The Hero was born, full-armored-like Athena -from the heads of Trendle-Campbell-Meurer, the ruling triumvirate of radio drama. The Green Hornet was a logical side of a Lone Ranger- Sergeant Preston-Green Hornet triangle.

As George W. Trendle, the 81-year-old Detroiter who created all three shows, explains: “The Lone Ranger, the first one, was produced for the kids. The point was to teach the youngsters respect for the law. It was sensible enough to be popular with oldsters as well.

“Then I put on Preston for the teenagers, to teach them love of country and love for animals.

“The third one, the Green Hornet, was to appeal to a little older group, the young people about to become voters. I wanted to show them that racketeers and crooked politicians could succeed unless they were stopped.”

The Green Hornet Stopped Them. He was stronger than dirt.

The Green Hornet was only a breath away from being the Purple Bee or the Yellow Jack. Trendle was simply looking for a character that would sting racketeers.

Allen Campbell, who was in charge of selling the radio dramas, suggested, “Why not call him the Hornet?”
Legal partner Raymond J. Meurer, a former orchestra leader, demurred, “We’d never get a copyright on Hornet.”

Well, then, how about the Blue Hornet? No? The Pink Hornet? Good Grief! The Purple Hornet? Not Bad. The Orange Hornet? aaaaaarrrgghh! The Green Hornet? BINGO! JACKPOT! TILT!

Clearly the Green Hornet couldn’t walk around town green-gowned and masked. Somebody might start talking.

He needed a sidekick, a pal like Tonto or Sergeant Preston’s dog, King. He needed an exotic partner of few words (King could say “Arf” and an occasional “Woof”; Tonto could say “Ugh” and an occasional “Kemo sabe”).

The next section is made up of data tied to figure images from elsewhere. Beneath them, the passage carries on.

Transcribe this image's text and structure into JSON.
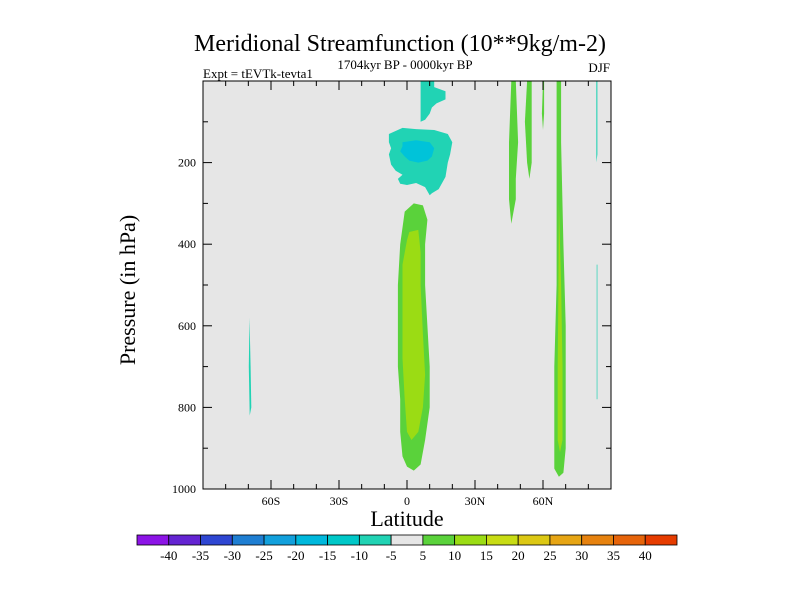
{
  "chart_data": {
    "type": "contour",
    "title": "Meridional Streamfunction (10**9kg/m-2)",
    "subtitle_left": "Expt = tEVTk-tevta1",
    "subtitle_center": "1704kyr BP - 0000kyr BP",
    "subtitle_right": "DJF",
    "xlabel": "Latitude",
    "ylabel": "Pressure (in hPa)",
    "xlim": [
      -90,
      90
    ],
    "ylim": [
      1000,
      0
    ],
    "xticks": [
      {
        "value": -60,
        "label": "60S"
      },
      {
        "value": -30,
        "label": "30S"
      },
      {
        "value": 0,
        "label": "0"
      },
      {
        "value": 30,
        "label": "30N"
      },
      {
        "value": 60,
        "label": "60N"
      }
    ],
    "yticks": [
      {
        "value": 200,
        "label": "200"
      },
      {
        "value": 400,
        "label": "400"
      },
      {
        "value": 600,
        "label": "600"
      },
      {
        "value": 800,
        "label": "800"
      },
      {
        "value": 1000,
        "label": "1000"
      }
    ],
    "background_color": "#e6e6e6",
    "regions": [
      {
        "name": "region-neg5-0-upper-cell",
        "level": "-10 to -5",
        "color": "#21d3b4",
        "points": [
          [
            6,
            0
          ],
          [
            12,
            0
          ],
          [
            12,
            15
          ],
          [
            17,
            25
          ],
          [
            17,
            45
          ],
          [
            13,
            55
          ],
          [
            11,
            65
          ],
          [
            10,
            80
          ],
          [
            8,
            95
          ],
          [
            6,
            100
          ],
          [
            6,
            20
          ]
        ]
      },
      {
        "name": "region-neg10-crossover",
        "level": "-10 to -5",
        "color": "#21d3b4",
        "points": [
          [
            -8,
            130
          ],
          [
            -2,
            115
          ],
          [
            4,
            118
          ],
          [
            12,
            120
          ],
          [
            18,
            130
          ],
          [
            20,
            150
          ],
          [
            19,
            180
          ],
          [
            18,
            200
          ],
          [
            17,
            235
          ],
          [
            14,
            265
          ],
          [
            11,
            275
          ],
          [
            10,
            280
          ],
          [
            8,
            260
          ],
          [
            4,
            250
          ],
          [
            0,
            255
          ],
          [
            -3,
            252
          ],
          [
            -4,
            240
          ],
          [
            -2,
            230
          ],
          [
            -5,
            220
          ],
          [
            -7,
            205
          ],
          [
            -8,
            180
          ],
          [
            -7,
            165
          ],
          [
            -8,
            150
          ]
        ]
      },
      {
        "name": "region-neg15-core",
        "level": "-15 to -10",
        "color": "#00c3d9",
        "points": [
          [
            -2,
            150
          ],
          [
            4,
            145
          ],
          [
            10,
            150
          ],
          [
            12,
            165
          ],
          [
            11,
            185
          ],
          [
            9,
            195
          ],
          [
            5,
            200
          ],
          [
            1,
            195
          ],
          [
            -1,
            185
          ],
          [
            -3,
            172
          ],
          [
            -2,
            160
          ]
        ]
      },
      {
        "name": "region-neg5-south-polar",
        "level": "-10 to -5",
        "color": "#21d3b4",
        "points": [
          [
            -69.5,
            580
          ],
          [
            -69,
            700
          ],
          [
            -68.7,
            800
          ],
          [
            -69.4,
            820
          ],
          [
            -69.8,
            700
          ]
        ]
      },
      {
        "name": "region-pos5-equatorial-cell",
        "level": "5 to 10",
        "color": "#5ad23b",
        "points": [
          [
            -1,
            320
          ],
          [
            3,
            300
          ],
          [
            7,
            305
          ],
          [
            9,
            340
          ],
          [
            8,
            400
          ],
          [
            8,
            500
          ],
          [
            9,
            600
          ],
          [
            10,
            700
          ],
          [
            10,
            800
          ],
          [
            8,
            880
          ],
          [
            6,
            940
          ],
          [
            3,
            955
          ],
          [
            0,
            945
          ],
          [
            -2,
            920
          ],
          [
            -3,
            860
          ],
          [
            -3,
            780
          ],
          [
            -4,
            700
          ],
          [
            -4,
            600
          ],
          [
            -4,
            500
          ],
          [
            -3,
            400
          ]
        ]
      },
      {
        "name": "region-pos10-equatorial-core",
        "level": "10 to 15",
        "color": "#9bdc14",
        "points": [
          [
            1,
            370
          ],
          [
            5,
            365
          ],
          [
            6,
            420
          ],
          [
            6,
            500
          ],
          [
            7,
            620
          ],
          [
            8,
            720
          ],
          [
            7,
            800
          ],
          [
            5,
            860
          ],
          [
            2,
            880
          ],
          [
            0,
            860
          ],
          [
            -1,
            780
          ],
          [
            -2,
            680
          ],
          [
            -2,
            560
          ],
          [
            -2,
            450
          ],
          [
            0,
            390
          ]
        ]
      },
      {
        "name": "region-pos5-nh-column-a",
        "level": "5 to 10",
        "color": "#5ad23b",
        "points": [
          [
            46,
            0
          ],
          [
            48,
            0
          ],
          [
            49,
            150
          ],
          [
            48,
            240
          ],
          [
            48,
            290
          ],
          [
            46,
            350
          ],
          [
            45,
            290
          ],
          [
            45,
            150
          ]
        ]
      },
      {
        "name": "region-pos5-nh-column-b",
        "level": "5 to 10",
        "color": "#5ad23b",
        "points": [
          [
            53,
            0
          ],
          [
            55,
            0
          ],
          [
            55,
            100
          ],
          [
            55,
            200
          ],
          [
            54,
            240
          ],
          [
            53,
            200
          ],
          [
            52,
            100
          ]
        ]
      },
      {
        "name": "region-pos5-nh-column-c",
        "level": "5 to 10",
        "color": "#5ad23b",
        "points": [
          [
            60,
            0
          ],
          [
            60.5,
            0
          ],
          [
            60.5,
            80
          ],
          [
            60,
            120
          ],
          [
            59.5,
            80
          ]
        ]
      },
      {
        "name": "region-pos5-nh-column-d",
        "level": "5 to 10",
        "color": "#5ad23b",
        "points": [
          [
            66,
            0
          ],
          [
            68,
            0
          ],
          [
            68,
            150
          ],
          [
            69,
            400
          ],
          [
            70,
            600
          ],
          [
            70,
            750
          ],
          [
            70,
            900
          ],
          [
            69,
            960
          ],
          [
            67,
            970
          ],
          [
            65,
            950
          ],
          [
            65,
            850
          ],
          [
            65,
            700
          ],
          [
            66,
            500
          ],
          [
            66,
            300
          ],
          [
            66,
            150
          ]
        ]
      },
      {
        "name": "region-pos10-nh-core",
        "level": "10 to 15",
        "color": "#9bdc14",
        "points": [
          [
            67,
            300
          ],
          [
            68,
            500
          ],
          [
            68.6,
            700
          ],
          [
            68.6,
            880
          ],
          [
            67.5,
            910
          ],
          [
            66.5,
            880
          ],
          [
            66.5,
            700
          ],
          [
            66.8,
            500
          ]
        ]
      },
      {
        "name": "region-neg5-nh-polar-upper",
        "level": "-10 to -5",
        "color": "#21d3b4",
        "points": [
          [
            83.5,
            0
          ],
          [
            84,
            0
          ],
          [
            84,
            180
          ],
          [
            83.5,
            200
          ]
        ]
      },
      {
        "name": "region-neg5-nh-polar-lower",
        "level": "-10 to -5",
        "color": "#21d3b4",
        "points": [
          [
            83.7,
            450
          ],
          [
            84,
            450
          ],
          [
            84,
            780
          ],
          [
            83.7,
            780
          ]
        ]
      }
    ],
    "colorbar": {
      "colors": [
        "#8c14e6",
        "#6424d2",
        "#2e46d2",
        "#1e7ed2",
        "#12a0dc",
        "#00b8dc",
        "#00c8c8",
        "#21d3b4",
        "#e6e6e6",
        "#5ad23b",
        "#9bdc14",
        "#c8dc14",
        "#dcc814",
        "#e6a514",
        "#e6820f",
        "#e6640a",
        "#e63c00"
      ],
      "labels": [
        "-40",
        "-35",
        "-30",
        "-25",
        "-20",
        "-15",
        "-10",
        "-5",
        "5",
        "10",
        "15",
        "20",
        "25",
        "30",
        "35",
        "40"
      ]
    }
  }
}
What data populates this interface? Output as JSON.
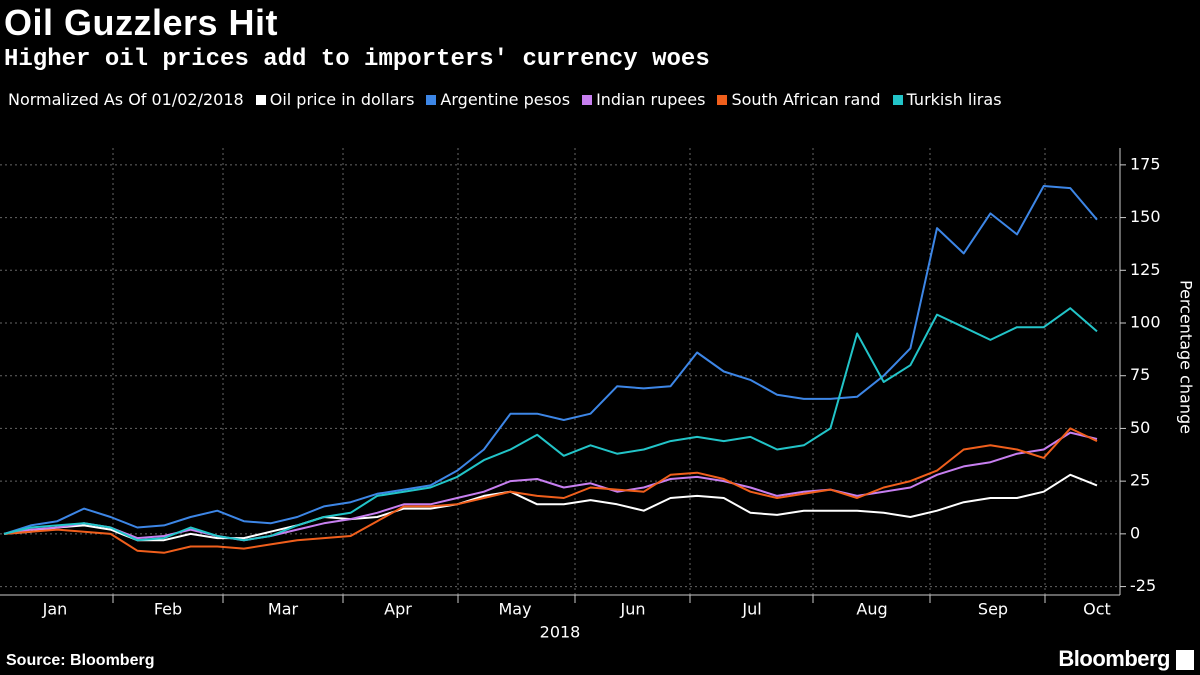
{
  "chart_data": {
    "type": "line",
    "title": "Oil Guzzlers Hit",
    "subtitle": "Higher oil prices add to importers' currency woes",
    "legend_title": "Normalized As Of 01/02/2018",
    "categories_labels": [
      "Jan",
      "Feb",
      "Mar",
      "Apr",
      "May",
      "Jun",
      "Jul",
      "Aug",
      "Sep",
      "Oct"
    ],
    "x_axis_label": "2018",
    "y_axis_label": "Percentage change",
    "source": "Source: Bloomberg",
    "logo": "Bloomberg",
    "ylim": [
      -29,
      183
    ],
    "yticks": [
      -25,
      0,
      25,
      50,
      75,
      100,
      125,
      150,
      175
    ],
    "grid": true,
    "series": [
      {
        "name": "Oil price in dollars",
        "color": "#ffffff",
        "values": [
          0,
          1,
          3,
          4,
          2,
          -3,
          -3,
          0,
          -2,
          -2,
          1,
          4,
          8,
          7,
          8,
          12,
          12,
          14,
          18,
          20,
          14,
          14,
          16,
          14,
          11,
          17,
          18,
          17,
          10,
          9,
          11,
          11,
          11,
          10,
          8,
          11,
          15,
          17,
          17,
          20,
          28,
          23
        ]
      },
      {
        "name": "Argentine pesos",
        "color": "#3d86e6",
        "values": [
          0,
          4,
          6,
          12,
          8,
          3,
          4,
          8,
          11,
          6,
          5,
          8,
          13,
          15,
          19,
          21,
          23,
          30,
          40,
          57,
          57,
          54,
          57,
          70,
          69,
          70,
          86,
          77,
          73,
          66,
          64,
          64,
          65,
          75,
          88,
          145,
          133,
          152,
          142,
          165,
          164,
          149
        ]
      },
      {
        "name": "Indian rupees",
        "color": "#c77ff0",
        "values": [
          0,
          2,
          3,
          5,
          3,
          -2,
          -1,
          2,
          -1,
          -3,
          -1,
          2,
          5,
          7,
          10,
          14,
          14,
          17,
          20,
          25,
          26,
          22,
          24,
          20,
          22,
          26,
          27,
          25,
          22,
          18,
          20,
          21,
          18,
          20,
          22,
          28,
          32,
          34,
          38,
          40,
          48,
          45
        ]
      },
      {
        "name": "South African rand",
        "color": "#f05f1c",
        "values": [
          0,
          1,
          2,
          1,
          0,
          -8,
          -9,
          -6,
          -6,
          -7,
          -5,
          -3,
          -2,
          -1,
          6,
          13,
          13,
          14,
          17,
          20,
          18,
          17,
          22,
          21,
          20,
          28,
          29,
          26,
          20,
          17,
          19,
          21,
          17,
          22,
          25,
          30,
          40,
          42,
          40,
          36,
          50,
          44
        ]
      },
      {
        "name": "Turkish liras",
        "color": "#22c4c8",
        "values": [
          0,
          3,
          4,
          5,
          3,
          -3,
          -2,
          3,
          -1,
          -3,
          -1,
          4,
          8,
          10,
          18,
          20,
          22,
          27,
          35,
          40,
          47,
          37,
          42,
          38,
          40,
          44,
          46,
          44,
          46,
          40,
          42,
          50,
          95,
          72,
          80,
          104,
          98,
          92,
          98,
          98,
          107,
          96
        ]
      }
    ]
  }
}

The Green Hornet-Britt Reid character took on a faithful valet, Kato. Kato began as a faithful Japanese valet, but on Dec. 8, 1941, was magically transformed into a faithful Filipino valet. When the Japanese overran the Philippines, he became a faithful Korean valet.

Kato was the only valet (even during the Depression) with a college education. For, in the secret nighttime world of Green Hornetdom, Kato was an inventor, a science fiction designer. It was Kato who souped up Black Beauty into a 1930s version of Bond’s Aston-Martin.

THE BLACK BEAUTY was IT, the hottest thing on the highway. Nothing, but nothing could beat Black Beauty. It was as invincible, indestructible and undraggable as the Lone Ranger’s Silver. Pull away from a stoplight with the old Black Beauty and you were left in the green dust of the Green Hornet.

Together, the Green Hornet, Kato and Black Beauty began the good fight for king and country on January 31, 1936, over WXYZ in Detroit.

As a publisher, Britt Reid learned, according to Trendle-Campbell-Meurer Inc., “of graft and corruption in government; of criminals who stayed within the law; of enemy agents, parlor pinks, and reds who gnawed at the vitals of America.”

He fought them all, “fighting to the finish without rules or legal red tape.”